Peter Salgo, MD: I don’t want that cancer benefit, I need it. You know that’s an issue too. Let’s go back. We started this whole discussion about oral oncolytics, and we have branched every which way, from Sunday, maybe from Monday too. But I want to come back to the future of these drugs. Are they the future really of therapy for multiple myeloma? Is this where we’re going?

Noa Biran, MD: Absolutely.

Peter Salgo, MD: Is this where we’re going?

Noa Biran, MD: Absolutely. I think there’s no doubt that these drugs are not going away. You know the IMiDs [immodulatory drugs] are still the backbone, and now there are new IMiDs in development that are kind of the new more potent version of the drug. There are other oral agents in development, more potent proteasome inhibitors. So patients like having oral options and physicians like having it, and they work. And at the end of the day, it’s a uniformly fatal disease for which we rely on novel therapies.

Peter Salgo, MD: Except that, you know, I’m almost tempted to say that’s not really a good definition, because life is an ultimately fatal disease. And if what you’re telling me is you’ve got 20 years, for somebody with an average age you told me already in the mid-60s or 70s. Now we’re talking mid-80s, right?

Noa Biran, MD: Right.

Peter Salgo, MD: So 20 years. So it’s a chronic disease.

Noa Biran, MD: So for most patients, yes. There’s a subset of patients, and it’s not a small subset, 25%, have high-risk genetics and are high risk or functionally high risk. Their lifespan is still about 2 years or less.

Peter Salgo, MD: OK. Now, is there an availability issue in the pipeline right now for these oral agents for patients who need them?

Cheryl Allen, BPharm, MBA: Availability, I would say.

Peter Salgo, MD: In other words, out of the factory, do we have enough drug?

Cheryl Allen, BPharm, MBA: We have enough drug. I think where we’re challenged is enough patients in clinical trials. So as Dr. Biran said, you know where we’re going is very targeted therapies that are even better. You know, it’s the next generation in these types of targeted therapies, yet we don’t have the patients in the clinical trials. We’re working a rare disease here.

Peter Salgo, MD: And she says, sometimes if you can’t get the clinical trials, the patients who really need the drugs most can’t get them because they won’t get approval. So we need more oral oncolytics. We need more patients on them, and more studies.

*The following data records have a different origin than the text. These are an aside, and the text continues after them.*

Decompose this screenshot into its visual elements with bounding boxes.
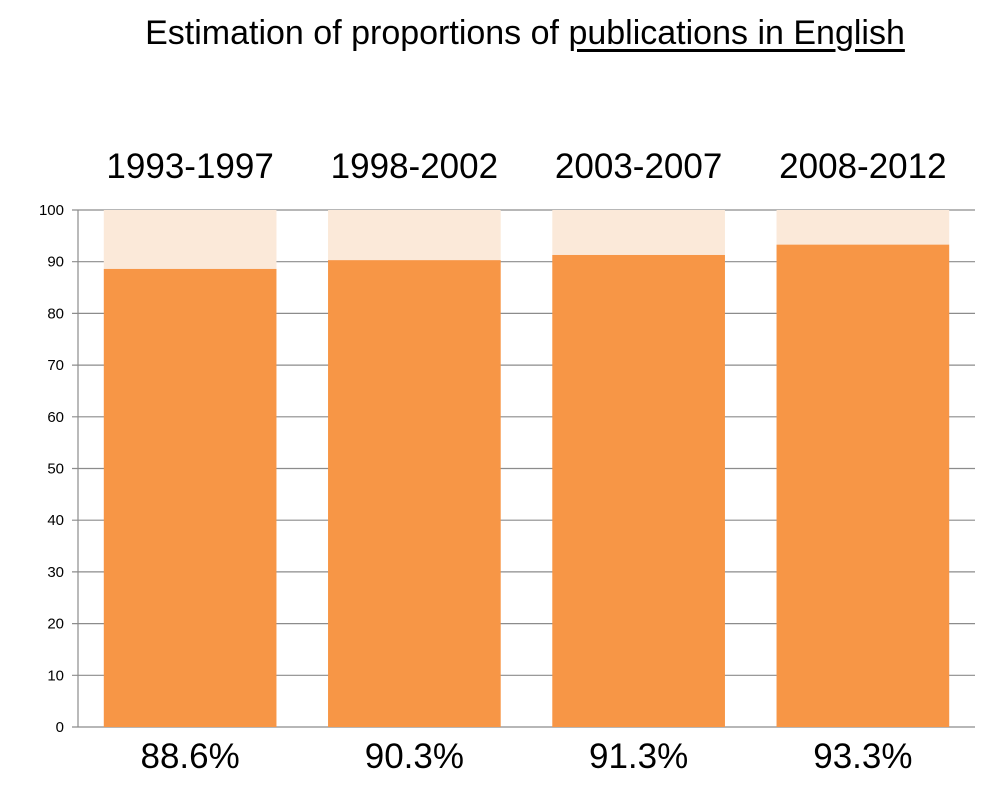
category-label: 2008-2012 bbox=[779, 147, 946, 186]
bar-remainder bbox=[103, 210, 277, 269]
y-tick-label: 70 bbox=[47, 357, 64, 374]
bar-english bbox=[776, 244, 950, 727]
y-tick-label: 40 bbox=[47, 512, 64, 529]
bar-english bbox=[103, 268, 277, 727]
y-tick-label: 20 bbox=[47, 616, 64, 633]
chart-title-wrapper: Estimation of proportions of publication… bbox=[0, 14, 1000, 53]
y-tick-label: 10 bbox=[47, 667, 64, 684]
chart-title-underlined-part: publications in English bbox=[568, 14, 905, 52]
bar-english bbox=[552, 254, 725, 727]
y-tick-label: 60 bbox=[47, 409, 64, 426]
value-label: 91.3% bbox=[589, 737, 688, 776]
value-label: 88.6% bbox=[141, 737, 240, 776]
y-tick-label: 100 bbox=[39, 202, 64, 219]
bar-remainder bbox=[776, 210, 950, 245]
y-tick-label: 80 bbox=[47, 305, 64, 322]
bar-group bbox=[103, 210, 950, 727]
value-label: 93.3% bbox=[813, 737, 912, 776]
y-tick-label: 90 bbox=[47, 254, 64, 271]
bar-remainder bbox=[552, 210, 725, 255]
bar-english bbox=[328, 260, 501, 727]
category-label: 2003-2007 bbox=[555, 147, 722, 186]
value-label: 90.3% bbox=[365, 737, 464, 776]
category-label: 1998-2002 bbox=[331, 147, 498, 186]
bar-remainder bbox=[328, 210, 501, 261]
y-axis: 0 10 20 30 40 50 60 70 80 90 100 bbox=[39, 202, 79, 736]
y-tick-label: 50 bbox=[47, 461, 64, 478]
label-group: 1993-1997 88.6% 1998-2002 90.3% 2003-2007 91.… bbox=[106, 147, 946, 776]
chart-title: Estimation of proportions of publication… bbox=[145, 14, 905, 53]
y-tick-label: 0 bbox=[56, 719, 64, 736]
category-label: 1993-1997 bbox=[106, 147, 273, 186]
y-tick-label: 30 bbox=[47, 564, 64, 581]
chart-title-part: Estimation of proportions of bbox=[145, 14, 569, 52]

Cheryl Allen, BPharm, MBA: And to that point, let’s go back to the example. You know the health plan is pushing back on a clinical trial that involved 100 patients, or 70 patients, right? So it’s going to continue to be challenging for patients as we work with this disease. When patients relapse, they go on another regimen, and they continue on the pathway.

Peter Salgo, MD: OK, let’s use a crystal ball. It’s now 10, 15 years in the future. Are IV [intravenous] oncolytics gone? Is it all oral oncolytics now? Is there a place for the IV drugs?

Noa Biran, MD: The treatment landscape is changing so quickly, you know a year ago we would have told you that CAR [chimeric antigen receptor] T cells were the be-all and end-all in that there would not be a need for a transplant or IV, oncolytics or oral oncolytics, because CAR T cells were going to cure everybody. As it turns out, almost everybody has relapsed. The way we are administering CAR T cells, yes, they give a durable remission for patients who have very few options, but at the end of the day they’re relapsing, and we do go back to these old drugs. And you know, they’re not old, but we still even need thalidomide, and we still go back to melphalan, which is 1 of the oldest and most effective drugs.

Peter Salgo, MD: Whoa, you’re going back to my medicines, melphalan.

Noa Biran, MD: That’s right. We use it all the time.

Peter Salgo, MD: I think we treated pterodactyls with that at 1 time.

Noa Biran, MD: So it’s a question of and in a patient with myeloma, not instead of.

Cheryl Allen, BPharm, MBA: Though within the CAR T therapy, I think, ultimately, we’ll get more of a sustained response with some of the newer technologies that are going on right now with bluebird bio, inc, like bb21217, are looking hopefully positive for this patient population. So I’m still very hopeful that the pipeline will deliver.